We should be working towards a world where housing is not a zero-sum game. How we get there is another article (or book series) in its own right. If you are interested in solutions that work towards that future, check out the Urban Institute, the Coalition for the Homeless, and the Housing Partnership Network as places to start. You might also want to research nonprofits and grassroots campaigns in your area working on this problem on a local level.
When it comes to housing, we can create a win-win solution, but to be frank, it will mean shifting our empathy towards the plight of the exploited rather than the lost wealth of the exploiters. Landlords will have to let go, either willing or through force, the idea that they are entitled to profits built on the backs of others' misfortune.

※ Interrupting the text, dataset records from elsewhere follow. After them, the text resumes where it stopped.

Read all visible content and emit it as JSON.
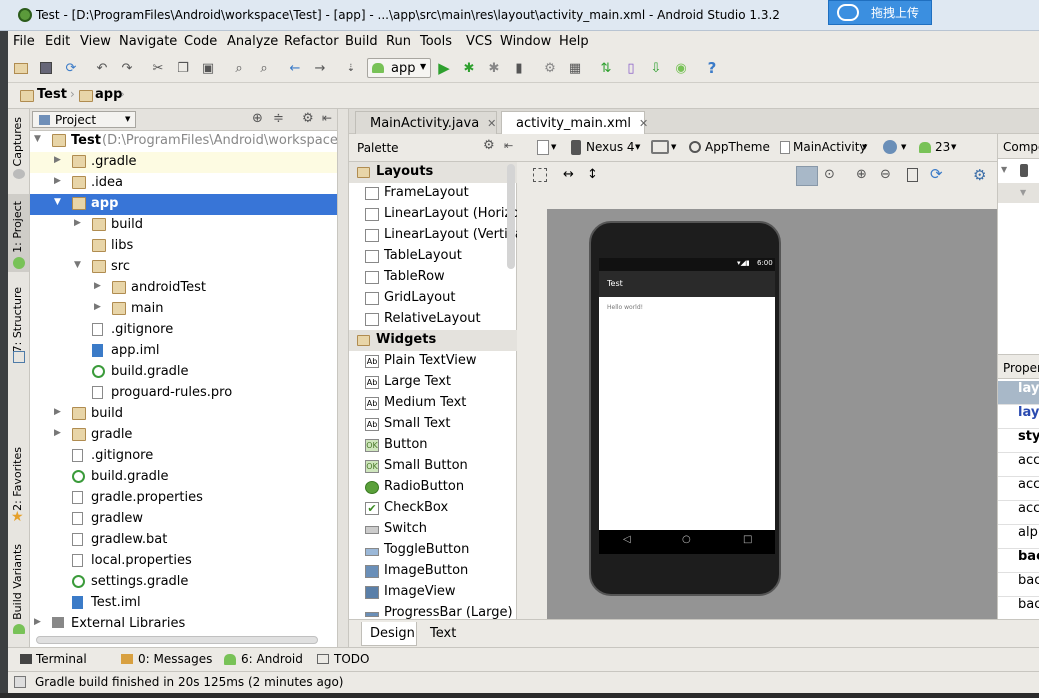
{
  "window": {
    "title": "Test - [D:\\ProgramFiles\\Android\\workspace\\Test] - [app] - ...\\app\\src\\main\\res\\layout\\activity_main.xml - Android Studio 1.3.2",
    "upload_button": "拖拽上传"
  },
  "menu": [
    "File",
    "Edit",
    "View",
    "Navigate",
    "Code",
    "Analyze",
    "Refactor",
    "Build",
    "Run",
    "Tools",
    "VCS",
    "Window",
    "Help"
  ],
  "toolbar": {
    "run_config": "app"
  },
  "breadcrumb": {
    "project": "Test",
    "module": "app"
  },
  "side_tabs": {
    "captures": "Captures",
    "project": "1: Project",
    "structure": "7: Structure",
    "favorites": "2: Favorites",
    "build_variants": "Build Variants"
  },
  "project_panel": {
    "view_selector": "Project",
    "tree": [
      {
        "label": "Test",
        "path": "(D:\\ProgramFiles\\Android\\workspace\\Te",
        "bold": true
      },
      {
        "label": ".gradle"
      },
      {
        "label": ".idea"
      },
      {
        "label": "app"
      },
      {
        "label": "build"
      },
      {
        "label": "libs"
      },
      {
        "label": "src"
      },
      {
        "label": "androidTest"
      },
      {
        "label": "main"
      },
      {
        "label": ".gitignore"
      },
      {
        "label": "app.iml"
      },
      {
        "label": "build.gradle"
      },
      {
        "label": "proguard-rules.pro"
      },
      {
        "label": "build"
      },
      {
        "label": "gradle"
      },
      {
        "label": ".gitignore"
      },
      {
        "label": "build.gradle"
      },
      {
        "label": "gradle.properties"
      },
      {
        "label": "gradlew"
      },
      {
        "label": "gradlew.bat"
      },
      {
        "label": "local.properties"
      },
      {
        "label": "settings.gradle"
      },
      {
        "label": "Test.iml"
      },
      {
        "label": "External Libraries"
      }
    ]
  },
  "editor_tabs": [
    {
      "label": "MainActivity.java",
      "active": false
    },
    {
      "label": "activity_main.xml",
      "active": true
    }
  ],
  "palette": {
    "title": "Palette",
    "items": [
      {
        "label": "Layouts",
        "category": true
      },
      {
        "label": "FrameLayout"
      },
      {
        "label": "LinearLayout (Horizontal)"
      },
      {
        "label": "LinearLayout (Vertical)"
      },
      {
        "label": "TableLayout"
      },
      {
        "label": "TableRow"
      },
      {
        "label": "GridLayout"
      },
      {
        "label": "RelativeLayout"
      },
      {
        "label": "Widgets",
        "category": true
      },
      {
        "label": "Plain TextView",
        "icon": "Ab"
      },
      {
        "label": "Large Text",
        "icon": "Ab"
      },
      {
        "label": "Medium Text",
        "icon": "Ab"
      },
      {
        "label": "Small Text",
        "icon": "Ab"
      },
      {
        "label": "Button",
        "icon": "OK"
      },
      {
        "label": "Small Button",
        "icon": "OK"
      },
      {
        "label": "RadioButton"
      },
      {
        "label": "CheckBox"
      },
      {
        "label": "Switch"
      },
      {
        "label": "ToggleButton"
      },
      {
        "label": "ImageButton"
      },
      {
        "label": "ImageView"
      },
      {
        "label": "ProgressBar (Large)"
      }
    ]
  },
  "design_toolbar": {
    "device": "Nexus 4",
    "theme": "AppTheme",
    "activity": "MainActivity",
    "api": "23"
  },
  "phone": {
    "time": "6:00",
    "app_title": "Test",
    "content": "Hello world!"
  },
  "component_panel": {
    "title": "Compo"
  },
  "properties_panel": {
    "title": "Propert",
    "rows": [
      "layo",
      "layo",
      "styl",
      "acce",
      "acce",
      "acce",
      "alph",
      "bac",
      "bac",
      "bac"
    ]
  },
  "bottom_tabs": {
    "design": "Design",
    "text": "Text"
  },
  "tool_windows": [
    {
      "label": "Terminal"
    },
    {
      "label": "0: Messages"
    },
    {
      "label": "6: Android"
    },
    {
      "label": "TODO"
    }
  ],
  "status": {
    "message": "Gradle build finished in 20s 125ms (2 minutes ago)"
  },
  "colors": {
    "selection": "#3875d7",
    "accent": "#3b8fe0",
    "android_green": "#78c257"
  }
}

I am not asking to rewrite the economic order overnight, but when it comes to this debate, we need landlords to stop taking up the conversation with housing. Stop writing op-eds and articles bemoaning your loss of profits, and focus on the structural inequities within this system. Uplift and donate to voices trying to reform housing for the better (not simply your bottom line) and spend political power on their preferred solutions.
Also, if you are a landlord, see what you can do with your tenants to make your relationship with them more equitable. One solution worth looking into is rent-to-own contracts. These vary depending on the specifics of the contract. Generally, though, they create an arrangement where the renter sets aside money every month to purchase the property and has first rights to purchase it when it's sold. This opens up a path for homeownership and provides you, the landlord, with an offer to purchase the property, rather than having to pay fees to a realtor to find one.
In exchange for taking small steps like the ones above, all of us will be working towards a world where we don’t have to worry about exploitation, to have a roof over our heads—a world where housing is a right rather than an asset enjoyed by the few.